Already, South Carolina Electric & Gas is pushing forward with two large projects totaling about 4 MWS.
The law is not a renewable energy requirement so South Carolina remains without a Renewable Portfolio Standard which could generate solar renewable energy credits, or SRECs. System owners can sell SRECs to help recoup their investment.
The law increases the maximum size of a solar system qualifying for what is widely viewed to be one of the better net metering policies in the country. The maximum size would jump from 100 kW to 1 MW.
The net metering law could change because it is subject to regulations that the Public Service Commission and interested parties hope to agree on by the March 2015.
Duke Energy is expected to hold out unless the net metering deliberations produce a less ratepayer-friendly regime. Currently, any excess power generated by a customer’s solar system earns a credit at the full per kilowatt-hour ‘retail’ rate. At present, that is the only economic incentive for residents and businesses to go solar in South Carolina besides the uncapped federal 30% Investment Tax Credit, which drops to 10% after 2016.
Lawmakers demonstrated an encouraging grasp of the value of small solar projects by requiring a utility that opts in to allocate one-half of the 2% for projects between 1-10 MWs and the other half comprised of solar projects under 1 MW. Of that second half, one-fourth of those must be 20 kW or smaller.
The other major feature of the new law authorizes the state to begin utilizing third-parties to finance in the form of leases provided that qualifying lease agreements pass muster with the state’s Public Service Commission.

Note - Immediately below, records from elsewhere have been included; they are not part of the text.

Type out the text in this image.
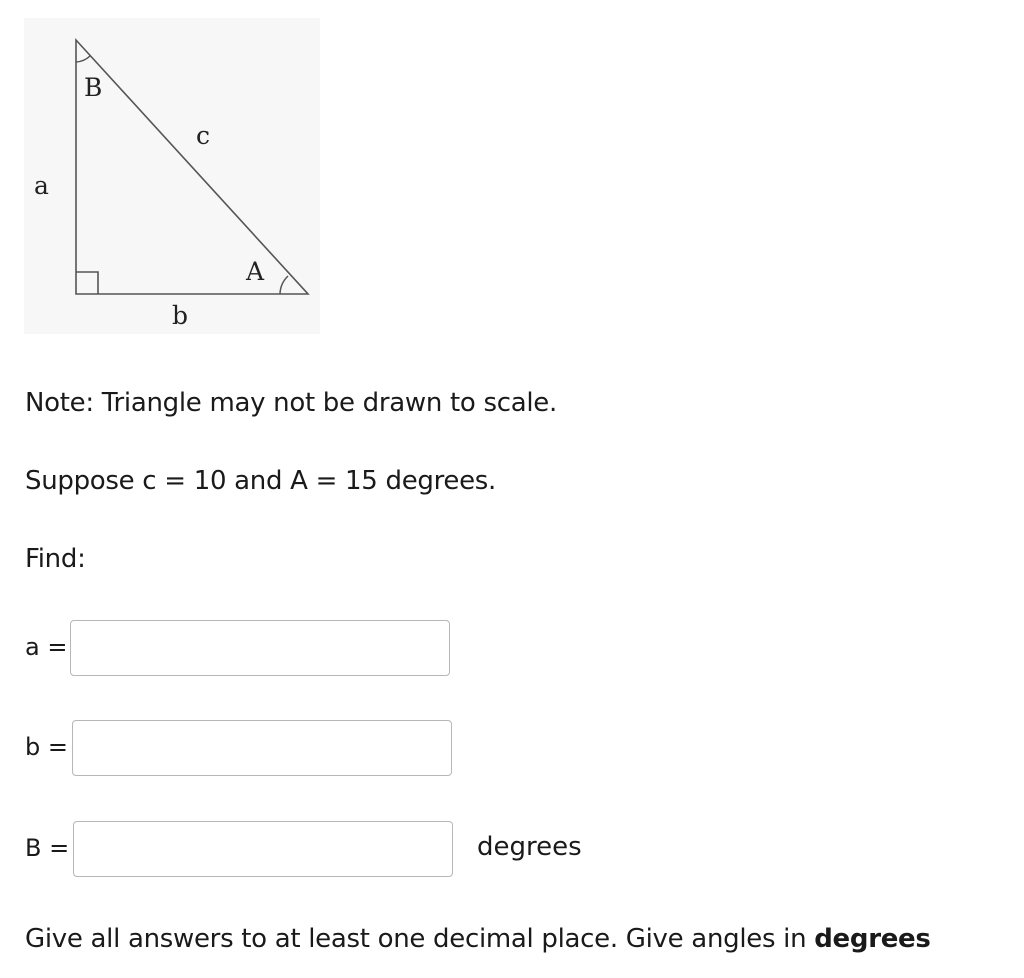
B
c
a
A
b

Note: Triangle may not be drawn to scale.

Suppose c = 10 and A = 15 degrees.

Find:

a =
b =
B =	degrees

Give all answers to at least one decimal place. Give angles in degrees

Stay tuned on that too.
Solar advocates shouldn’t expect a quick surge in the amount of in-state solar energy on the state’s grid until the rules are ironed out probably next Spring. Attempts to increase the cap on an existing, modest, 25% state tax credit did not garner enough support. The credit is capped at $3,500 or 50% of a taxpayer’s liability – whichever is less – for the year the system is activated. Companies such as SolarCity and Sunrun pushed to authorize direct third-party sales, but fell short.
A large tax credit wouldn’t necessarily benefit how commercial solar projects are financed, according Colin Murchie, Director of Project Finance at Sol Systems, which tracks state solar markets. “Attempts to simultaneously implement this program together with a significant tax state tax credit could actually restrict the availability of finance and increase its costs,” Murchie said.

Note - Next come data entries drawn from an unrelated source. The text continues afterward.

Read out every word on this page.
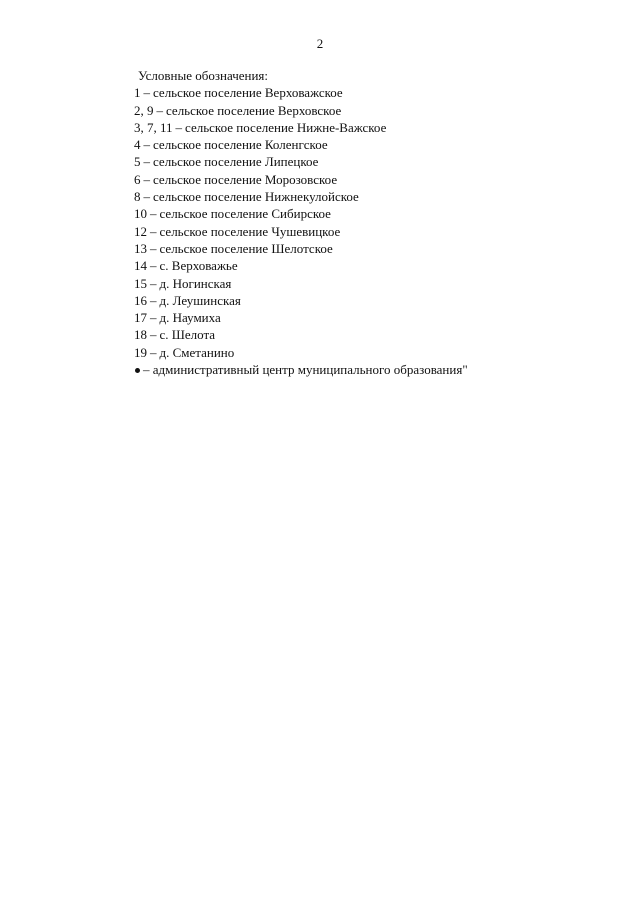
2
Условные обозначения:
1 – сельское поселение Верховажское
2, 9 – сельское поселение Верховское
3, 7, 11 – сельское поселение Нижне-Важское
4 – сельское поселение Коленгское
5 – сельское поселение Липецкое
6 – сельское поселение Морозовское
8 – сельское поселение Нижнекулойское
10 – сельское поселение Сибирское
12 – сельское поселение Чушевицкое
13 – сельское поселение Шелотское
14 – с. Верховажье
15 – д. Ногинская
16 – д. Леушинская
17 – д. Наумиха
18 – с. Шелота
19 – д. Сметанино
– административный центр муниципального образования"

Murchie said South Carolina faces a handicap that hampers solar development in North Carolina for how it enables Duke Energy there to control solar’s growth and who in the Tar Heel state benefits from it. Such a complication could result in a shortage of tax equity that could otherwise fund third-party ownership of solar systems, Murchie said. “The market could develop more efficiently with a program that includes projects independent of a utility.”
South Carolina had been viewed as among several states in the Southeast with no interest in enabling a competitive market for solar energy. While that’s still the case, at least engineering and procurement contractors could see growth in their business and third-party lessors could gain something of a toehold there, thereby expanding the constituency for clean energy and perhaps support for a more robust solar law.

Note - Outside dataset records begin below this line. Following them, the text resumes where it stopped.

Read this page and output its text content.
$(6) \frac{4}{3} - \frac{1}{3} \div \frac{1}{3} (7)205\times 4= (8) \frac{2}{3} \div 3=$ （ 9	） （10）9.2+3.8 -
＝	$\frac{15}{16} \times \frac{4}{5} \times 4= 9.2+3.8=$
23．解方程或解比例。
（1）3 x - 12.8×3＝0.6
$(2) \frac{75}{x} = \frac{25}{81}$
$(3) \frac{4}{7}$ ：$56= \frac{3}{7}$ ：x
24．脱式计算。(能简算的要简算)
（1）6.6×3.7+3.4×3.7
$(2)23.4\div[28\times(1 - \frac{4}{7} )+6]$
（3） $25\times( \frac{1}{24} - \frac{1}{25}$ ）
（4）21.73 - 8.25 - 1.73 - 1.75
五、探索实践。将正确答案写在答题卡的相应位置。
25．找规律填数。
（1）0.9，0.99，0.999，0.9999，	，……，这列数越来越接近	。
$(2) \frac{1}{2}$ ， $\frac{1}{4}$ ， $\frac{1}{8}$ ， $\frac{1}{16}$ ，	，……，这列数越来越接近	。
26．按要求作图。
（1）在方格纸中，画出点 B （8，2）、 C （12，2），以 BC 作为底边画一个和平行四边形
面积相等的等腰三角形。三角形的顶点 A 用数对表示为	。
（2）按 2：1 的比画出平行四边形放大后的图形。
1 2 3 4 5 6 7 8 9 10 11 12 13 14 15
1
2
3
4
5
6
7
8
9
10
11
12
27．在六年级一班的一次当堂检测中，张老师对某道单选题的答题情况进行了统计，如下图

The sentiment among most clean energy advocates is the new law is a step forward for solar in the Palmetto State. Whether South Carolina will see in-state growth in solar energy and related jobs remains to be seen.
“What we had was (sic) a lot of barriers, barriers that stood in our way when it came to solar energy,” Governor Haley said at the ceremonial signing. “Then we look at the fact that we want to find as many domestic resources as we can when it comes to energy.”